Wegen der epileptischen Anfälle die Jonathan hatte trauen unsere Eltern und Geschwister sich nicht für uns den Babysitter zu machen. Was wir durchaus verstehen können!!! Das ist nicht der Punkt! Es ist eine riesige Verantwortung auf ihn aufzupassen und wenn man sich dem nicht gewachsen fühlt - ist es sinnvoller das auch zu sagen. Aber für unser tägliches Leben bedeutet das: mein Mann und ich können nicht zusammen ausgehen. Nie. Einer muss immer bei den Kindern sein. Das ist mitunter sehr belastend. An einer Ehe zu arbeiten und daran festzuhalten wenn man nie gemeinsame Zeit  allein hat…es ist eine große Herausforderung!!

Uns steht zwar wegen des Pflegegrades die Betreuung durch einen medizinischen Dienst zu – aber soweit unseren kleinen Jungen in den Händen von FREMDEN zu lassen…sind wir trotz allem noch nicht.

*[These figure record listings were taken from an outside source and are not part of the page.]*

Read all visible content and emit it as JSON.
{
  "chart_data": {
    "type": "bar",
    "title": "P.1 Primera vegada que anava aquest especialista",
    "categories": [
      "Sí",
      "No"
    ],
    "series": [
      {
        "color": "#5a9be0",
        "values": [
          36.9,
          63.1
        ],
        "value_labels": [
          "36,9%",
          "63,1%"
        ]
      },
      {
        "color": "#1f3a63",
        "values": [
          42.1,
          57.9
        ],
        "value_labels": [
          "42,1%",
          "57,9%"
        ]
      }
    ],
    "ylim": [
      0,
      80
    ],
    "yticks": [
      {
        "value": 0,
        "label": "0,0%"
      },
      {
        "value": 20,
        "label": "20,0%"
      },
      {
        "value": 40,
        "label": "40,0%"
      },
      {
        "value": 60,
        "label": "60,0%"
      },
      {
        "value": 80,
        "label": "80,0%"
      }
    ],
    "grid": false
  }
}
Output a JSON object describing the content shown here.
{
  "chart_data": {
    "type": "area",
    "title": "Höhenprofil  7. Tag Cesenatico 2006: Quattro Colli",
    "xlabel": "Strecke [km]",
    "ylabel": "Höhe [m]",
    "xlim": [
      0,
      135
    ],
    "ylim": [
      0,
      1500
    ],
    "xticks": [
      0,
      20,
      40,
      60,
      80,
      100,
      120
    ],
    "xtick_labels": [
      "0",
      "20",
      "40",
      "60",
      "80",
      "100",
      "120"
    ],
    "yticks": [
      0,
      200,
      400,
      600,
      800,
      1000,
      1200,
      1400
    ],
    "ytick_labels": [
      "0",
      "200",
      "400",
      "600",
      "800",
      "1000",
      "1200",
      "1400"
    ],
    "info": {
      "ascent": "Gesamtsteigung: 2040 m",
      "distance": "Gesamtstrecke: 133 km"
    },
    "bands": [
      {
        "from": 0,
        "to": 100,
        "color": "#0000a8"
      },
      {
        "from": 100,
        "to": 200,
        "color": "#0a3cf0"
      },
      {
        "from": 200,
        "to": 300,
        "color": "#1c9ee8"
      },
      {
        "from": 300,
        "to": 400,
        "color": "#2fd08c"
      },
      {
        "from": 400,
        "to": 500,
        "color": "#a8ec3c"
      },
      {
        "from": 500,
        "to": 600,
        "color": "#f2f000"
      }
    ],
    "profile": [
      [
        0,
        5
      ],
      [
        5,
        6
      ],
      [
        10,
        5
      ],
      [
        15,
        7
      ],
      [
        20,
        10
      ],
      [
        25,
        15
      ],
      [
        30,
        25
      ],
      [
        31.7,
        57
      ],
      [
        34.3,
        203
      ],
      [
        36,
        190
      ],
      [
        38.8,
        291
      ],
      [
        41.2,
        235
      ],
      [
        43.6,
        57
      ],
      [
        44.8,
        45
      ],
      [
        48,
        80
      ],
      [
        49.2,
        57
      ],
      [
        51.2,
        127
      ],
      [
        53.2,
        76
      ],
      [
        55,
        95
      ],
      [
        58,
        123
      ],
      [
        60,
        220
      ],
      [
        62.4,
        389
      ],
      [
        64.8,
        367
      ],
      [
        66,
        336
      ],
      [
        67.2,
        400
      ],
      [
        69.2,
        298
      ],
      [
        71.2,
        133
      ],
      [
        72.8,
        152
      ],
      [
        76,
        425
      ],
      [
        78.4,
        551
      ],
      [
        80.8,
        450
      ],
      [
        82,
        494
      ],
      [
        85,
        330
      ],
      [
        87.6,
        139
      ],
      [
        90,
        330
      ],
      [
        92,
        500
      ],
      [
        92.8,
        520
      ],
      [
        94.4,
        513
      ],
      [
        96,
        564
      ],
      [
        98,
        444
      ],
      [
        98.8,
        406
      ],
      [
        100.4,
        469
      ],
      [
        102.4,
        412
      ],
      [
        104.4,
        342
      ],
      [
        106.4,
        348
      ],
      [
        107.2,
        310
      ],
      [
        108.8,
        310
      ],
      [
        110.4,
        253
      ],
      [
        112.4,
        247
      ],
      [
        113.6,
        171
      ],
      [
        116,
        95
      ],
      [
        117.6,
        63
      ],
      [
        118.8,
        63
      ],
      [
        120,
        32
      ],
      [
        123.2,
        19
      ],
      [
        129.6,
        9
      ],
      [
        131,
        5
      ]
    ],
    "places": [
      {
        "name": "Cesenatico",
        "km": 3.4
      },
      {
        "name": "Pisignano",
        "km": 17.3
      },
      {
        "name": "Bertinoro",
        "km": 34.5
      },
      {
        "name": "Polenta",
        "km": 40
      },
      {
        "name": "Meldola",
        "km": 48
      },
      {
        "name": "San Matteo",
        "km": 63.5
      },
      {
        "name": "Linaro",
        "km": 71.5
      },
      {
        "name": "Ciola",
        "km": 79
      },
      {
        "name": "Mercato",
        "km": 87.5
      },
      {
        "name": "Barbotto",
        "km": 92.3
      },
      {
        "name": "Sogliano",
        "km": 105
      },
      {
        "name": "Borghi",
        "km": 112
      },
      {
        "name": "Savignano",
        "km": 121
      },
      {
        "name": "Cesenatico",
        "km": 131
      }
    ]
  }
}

Vielleicht irgendwann einmal. Aber nicht so bald.

Die beiden einzigen Abende in den letzten zwei Jahren die mein Mann und ich gemeinsam außer Haus verbringen konnten verdanken wir zwei ganz lieben Menschen mit medizinischem Hintergrund. Jeder von ihnen war einen Abend lang bei uns um Joni zu sitten, und dafür sind die beiden jeweils eine ganz schön weite Strecke gefahren.

DANKE!!! WIR SIND EUCH WIRKLICH DANKBAR!! UND WIR WISSEN DAS IHR DAS WIEDERHOLEN WERDET SOBALD ES EURE ZEIT EINMAL ERLAUBT.